Eloise Klein Healy is one of those writers whose style became associated with L.A. after the 1960s: loose lines, conversational tone, self-revelatory imagery. That, anyway, is how I (mis)read her work when I first saw it in Poetry/LAin the 80s.
In fact, Healy’s lines are sonically well-knit and rhythmically tight. The tone is a half-step above the conversational. Though her self-revelatory pieces are particular to her own body and memory, they possess a compelling resonance.
One reason I’m drawn to this collection is its geography. I grew up in Echo Park in the 60s and 70s. The neighborhood hasn’t changed much in these poems, written ten or fifteen years later. Along with the local references are others (for instance Georgia O’Keeffe’s home in Abiquiu, NM) which are also landmarks in my life.
Healy’s Echo Park, though rendered in its details, serves as a synecdoche for all of Los Angeles. As in Susan Suntree’s lyric LA collection Sacred Sites, Healy reveals Echo Park to be a palimpsest, written over – but not entirely obscuring – its deeper past, as in the title piece, “Artemis in Echo Park” (13):
…
The life before cement is ghosting up
through roadways that hooves and water
have worn into existence forever.
Out to Pasadena, the freeway still behaves
like a ravine, snaking through little valleys.
The newer roads exist in air, drifting skyward,
lifting off the landscape like dreams of the future.
We’ve named these roads for where they end –
Harbor Freeway, Ventura Freeway, Hollywood Freeway –
but now they all end in the sky.
She does it again in “The City Beneath the City” (21-22):
I own a print of cows on a green hill
…
who dream me through the wall,
through my neighbor’s house, straight back
to old Pasadena—Rancho San Pasqual,
Rancho Santa Anita, and the wild cows
with arching horns, their spines knobbed
and hairy, 3-D and mean.
…
The city beneath the city dances
like a calavera in the ballroom of the dead.
The old bones shake when a shovel
strikes an amber bottle
or excavations uncover stone canals
mysterious as the mountains of the moon.
and in “The Place Named for Califia” (37):
…Dazzling
as it rises, an island real enough
to be necessary, a kind of woman
necessary enough to be real.
and “Up To Topanga” (38):
Up to Topanga the road cuts down
to the muscle, a sea-laid matrix
of rock and shell the creek carves through.
Full moon, the sea at my back
glazed dark blue.
I’ve been at that cut in Old Topanga Road, where the Miocene seashells crumble out of the loosened clay matrix after the winter rains, exposing L.A.’s antediluvian past.
From this ancient alluvial landscape much that is wild survives. Coyotes, bears, hawks, peahens and other wildlife intrude into the city from its nocturnal margins.
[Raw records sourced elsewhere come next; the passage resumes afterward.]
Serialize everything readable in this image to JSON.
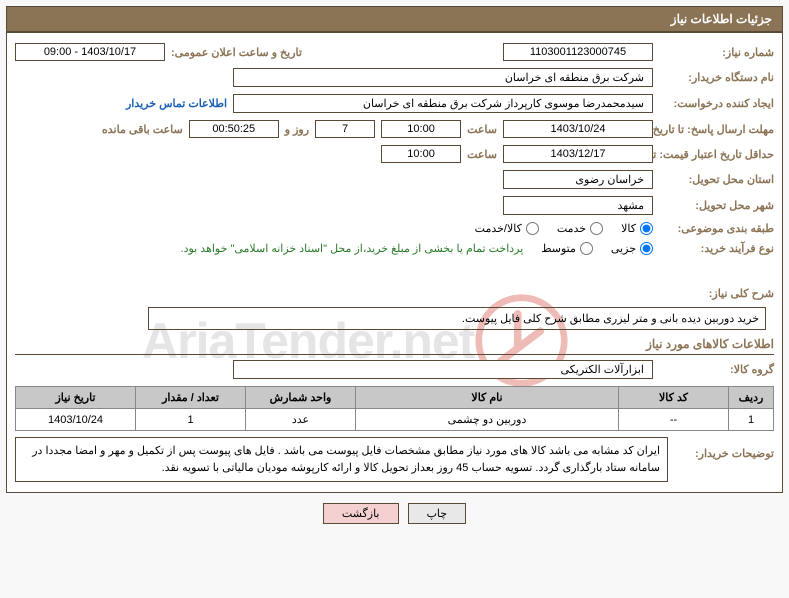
{
  "header": {
    "title": "جزئیات اطلاعات نیاز"
  },
  "fields": {
    "req_no_label": "شماره نیاز:",
    "req_no": "1103001123000745",
    "announce_label": "تاریخ و ساعت اعلان عمومی:",
    "announce_value": "1403/10/17 - 09:00",
    "buyer_org_label": "نام دستگاه خریدار:",
    "buyer_org": "شرکت برق منطقه ای خراسان",
    "creator_label": "ایجاد کننده درخواست:",
    "creator": "سیدمحمدرضا موسوی کارپرداز شرکت برق منطقه ای خراسان",
    "contact_link": "اطلاعات تماس خریدار",
    "deadline_label": "مهلت ارسال پاسخ: تا تاریخ:",
    "deadline_date": "1403/10/24",
    "time_label": "ساعت",
    "deadline_time": "10:00",
    "days": "7",
    "days_and": "روز و",
    "countdown": "00:50:25",
    "remaining_label": "ساعت باقی مانده",
    "validity_label": "حداقل تاریخ اعتبار قیمت: تا تاریخ:",
    "validity_date": "1403/12/17",
    "validity_time": "10:00",
    "province_label": "استان محل تحویل:",
    "province": "خراسان رضوی",
    "city_label": "شهر محل تحویل:",
    "city": "مشهد",
    "category_label": "طبقه بندی موضوعی:",
    "cat_goods": "کالا",
    "cat_service": "خدمت",
    "cat_both": "کالا/خدمت",
    "process_label": "نوع فرآیند خرید:",
    "proc_partial": "جزیی",
    "proc_medium": "متوسط",
    "payment_note": "پرداخت تمام یا بخشی از مبلغ خرید،از محل \"اسناد خزانه اسلامی\" خواهد بود."
  },
  "summary": {
    "title": "شرح کلی نیاز:",
    "text": "خرید دوربین دیده بانی و متر لیزری مطابق شرح کلی فایل پیوست."
  },
  "goods": {
    "section_title": "اطلاعات کالاهای مورد نیاز",
    "group_label": "گروه کالا:",
    "group_value": "ابزارآلات الکتریکی",
    "headers": {
      "row": "ردیف",
      "code": "کد کالا",
      "name": "نام کالا",
      "unit": "واحد شمارش",
      "qty": "تعداد / مقدار",
      "date": "تاریخ نیاز"
    },
    "rows": [
      {
        "n": "1",
        "code": "--",
        "name": "دوربین دو چشمی",
        "unit": "عدد",
        "qty": "1",
        "date": "1403/10/24"
      }
    ]
  },
  "desc": {
    "label": "توضیحات خریدار:",
    "text": "ایران کد مشابه می باشد کالا های مورد نیاز مطابق مشخصات فایل پیوست می باشد . فایل های پیوست پس از تکمیل و مهر و امضا مجددا در سامانه ستاد بارگذاری گردد. تسویه حساب 45 روز بعداز تحویل کالا و ارائه کارپوشه مودیان مالیاتی با تسویه نقد."
  },
  "buttons": {
    "print": "چاپ",
    "back": "بازگشت"
  },
  "watermark": "AriaTender.net"
}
In this collection, Artemis really is a goddess of wild creatures and, because of that, a goddess of the night.
Human beings also live on L.A.’s feral margins, and Healy’s language works as well on the streets as in the chaparral. A woman, half her teeth missing, begs a meal (“Advice Like That,” 43). “Three boys abreast” on a sidewalk hone their dangerous edges (“Toltecs,” 23). Even Healy’s eulogy for her friend, the convention-defying anthropologist Barbara Meyerhoff, becomes a “Ceremony” (48) facing outward from the city. All these figures appear suddenly, in landscapes where they are not expected – much like Healy’s two hawks (“Hawks,” 34). Healy is right: “What you feel in Echo Park/is population density/but only the moonlight matters.” (15).
The same is true of Healy’s lovers. In “Now I Find My House Is Not Safe” (16) she writes:
Now I find my house is not safe
from my desires.
A woman comes to my door
a week early for our appointment.
How surprised I am
to want her without preliminaries.
This is the strange price of my solitude,
always on the edge
of taking whatever path leads away
from the deep pond that’s been the center
of my world for months.
But a howl in the woods
and my quick dogs of feeling
rise up and circle.
They know I’m already moving
And want to move.
Too enflamed to be merely erotic, Healy’s urgency is heightened by its nearness to the midnight’s wilderness.
For me, the collection loses its footing when it drives into L.A.’s pop culture past, as it does in “Chinois” (a close almost-encounter with Joan Didion) and “What it was Like the Night Cary Grant Died” (54-55). As lyric observations, I have no quarrel with these poems. But their appearance in this collection felt like an intrusion.
Though I share both her territorial memories and her fascination with the city’s natural margins, it has taken me many years to find my way to Eloise Klein Healy’s work. For that, I can thank the poet Steve Reigns, who shared one of Healy’s pieces in a “Queer Crush” workshop last month, part of Beyond Baroque’s exceptional series “LA Poetics. It’s thirty years late, but I’m glad to have found her work.